Após o seu abandono em Mónaco, Charles Leclerc testa novos travões em Barcelona. Para tal, a estrela da Ferrari inspira-se no seu companheiro de equipa Lewis Hamilton
O piloto da Ferrari, Charles Leclerc, reage ao seu fracasso em Mónaco: nos treinos livres para o Grande Prémio de Barcelona-Catalunha de 2026, substitui os seus travões Brembo por material da Carbon Industries — os travões que o seu companheiro de equipa na Ferrari, Lewis Hamilton, já utiliza. Posteriormente, Leclerc pretende decidir com que material continuará.
No Mónaco, Leclerc culpou os travões Brembo da sua Ferrari SF-26 pelo abandono no Grande Prémio. Leclerc afirmou: «Três dos meus quatro travões não funcionaram. Isso não pode acabar bem num carro de Fórmula 1.»

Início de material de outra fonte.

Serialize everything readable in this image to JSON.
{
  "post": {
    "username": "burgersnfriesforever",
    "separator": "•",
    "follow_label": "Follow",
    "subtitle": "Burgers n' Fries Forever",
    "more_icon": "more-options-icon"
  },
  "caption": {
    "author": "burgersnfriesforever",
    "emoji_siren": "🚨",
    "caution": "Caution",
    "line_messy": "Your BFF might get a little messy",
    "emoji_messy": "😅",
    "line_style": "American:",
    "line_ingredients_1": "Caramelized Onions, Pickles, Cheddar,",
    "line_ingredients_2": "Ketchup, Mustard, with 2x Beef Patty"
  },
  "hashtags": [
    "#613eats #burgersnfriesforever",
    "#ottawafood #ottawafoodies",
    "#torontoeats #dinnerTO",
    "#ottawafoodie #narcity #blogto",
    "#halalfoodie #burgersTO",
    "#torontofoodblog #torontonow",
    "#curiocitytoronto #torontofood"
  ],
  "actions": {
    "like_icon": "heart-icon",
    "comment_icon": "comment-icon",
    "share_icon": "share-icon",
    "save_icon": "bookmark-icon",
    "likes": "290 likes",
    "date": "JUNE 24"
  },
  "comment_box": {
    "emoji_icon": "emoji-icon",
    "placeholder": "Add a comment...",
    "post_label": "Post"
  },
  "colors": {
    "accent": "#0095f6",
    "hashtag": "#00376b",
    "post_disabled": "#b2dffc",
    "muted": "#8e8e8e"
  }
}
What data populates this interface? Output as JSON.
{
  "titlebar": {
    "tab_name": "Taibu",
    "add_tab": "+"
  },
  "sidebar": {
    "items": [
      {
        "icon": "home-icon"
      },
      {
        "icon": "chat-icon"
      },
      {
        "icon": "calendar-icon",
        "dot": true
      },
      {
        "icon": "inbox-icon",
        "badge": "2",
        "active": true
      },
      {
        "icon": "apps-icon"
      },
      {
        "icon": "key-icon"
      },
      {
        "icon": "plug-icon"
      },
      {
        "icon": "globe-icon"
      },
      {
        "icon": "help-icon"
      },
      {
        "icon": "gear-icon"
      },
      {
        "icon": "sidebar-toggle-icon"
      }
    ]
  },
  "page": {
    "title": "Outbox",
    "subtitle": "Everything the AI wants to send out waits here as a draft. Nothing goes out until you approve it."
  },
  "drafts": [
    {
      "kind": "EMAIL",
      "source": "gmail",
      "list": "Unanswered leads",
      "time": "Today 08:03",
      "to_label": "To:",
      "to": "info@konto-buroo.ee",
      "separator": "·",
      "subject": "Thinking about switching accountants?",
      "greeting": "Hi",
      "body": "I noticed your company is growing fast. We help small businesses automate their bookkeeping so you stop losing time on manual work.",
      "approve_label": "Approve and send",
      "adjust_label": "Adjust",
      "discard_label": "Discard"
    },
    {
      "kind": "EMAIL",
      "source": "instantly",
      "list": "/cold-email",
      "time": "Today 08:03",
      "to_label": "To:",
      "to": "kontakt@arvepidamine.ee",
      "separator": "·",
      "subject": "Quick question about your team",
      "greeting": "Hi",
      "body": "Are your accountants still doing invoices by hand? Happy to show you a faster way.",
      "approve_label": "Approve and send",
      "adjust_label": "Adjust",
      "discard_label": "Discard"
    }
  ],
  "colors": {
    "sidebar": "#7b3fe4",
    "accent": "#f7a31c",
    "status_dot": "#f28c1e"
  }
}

E assim foi: em Mónaco, Leclerc, que ocupava a terceira posição na última parte da corrida, embateu nas barreiras de proteção e abandonou a prova. Hamilton, por sua vez, alcançou o segundo lugar, atrás do líder do campeonato, Kimi Antonelli, na Mercedes, conquistando o seu segundo pódio consecutivo.
Posteriormente, a frustração de Leclerc era profunda. «Só o travão dianteiro esquerdo funcionava. O dianteiro direito funciona apenas parcialmente e os travões traseiros nem sequer funcionam. Está tudo nos dados: não houve qualquer desaceleração — como se nem sequer tivessem sido montadas pinças de travão.» Isso transformou Mónaco num «pesadelo» para ele, segundo Leclerc.
Leclerc pode testar, Hamilton fica de fora
O piloto da Ferrari beneficia em Barcelona do facto de não ser ele a ter de ceder o seu cockpit no primeiro treino livre ao júnior da Ferrari, Dino Beganovich, mas sim Hamilton. Assim, Leclerc pode aproveitar a primeira sessão para recolher impressões sobre os travões da Carbon Industries.
Uma mudança de fornecedor como esta não é nada invulgar na Fórmula 1: os pilotos procuram sempre encontrar os melhores componentes possíveis para o seu estilo de condução — sobretudo quando existem vários fabricantes que fornecem o mesmo produto. E a Brembo e a Carbon Industries contam-se, há anos, entre os fornecedores padrão na «categoria rainha» do desporto motorizado.
O que Leclerc espera do seu teste aos travões
«Não espero nenhuma revolução», disse Leclerc em Barcelona. «Mas presumo que [os travões] sejam mais fáceis de manobrar em determinadas situações. No entanto, isso ainda está para se ver. Trata-se, acima de tudo, de ganhar mais confiança no carro. Por isso, a primeira sessão de treinos será muito importante para mim, para que eu tenha o melhor controlo possível do carro até à qualificação. Acima de tudo, preciso de consistência.»
Tal como Hamilton, que ficou em segundo lugar no Canadá e no Mónaco. Sobre isso, Leclerc disse: «É verdade: os últimos dois fins de semana de corrida foram mais difíceis do que o previsto. Por isso, vamos agora seguir a direção traçada por Lewis.»
A Brembo reage com incompreensão
A Brembo, antigo fornecedor de Leclerc, mostrou-se, entretanto, «muito espantada e muito surpreendida» com os comentários críticos deste após Mónaco. Fazer declarações tão drásticas imediatamente após a corrida é «prematuro». E: «Nesses casos, é preciso analisar os dados de telemetria em conjunto com os engenheiros para determinar a causa exata do acidente.»
Leclerc não se comoveu com estas críticas às suas declarações. Ele disse: «A questão é clara. Não creio que haja qualquer dúvida quanto a isso.»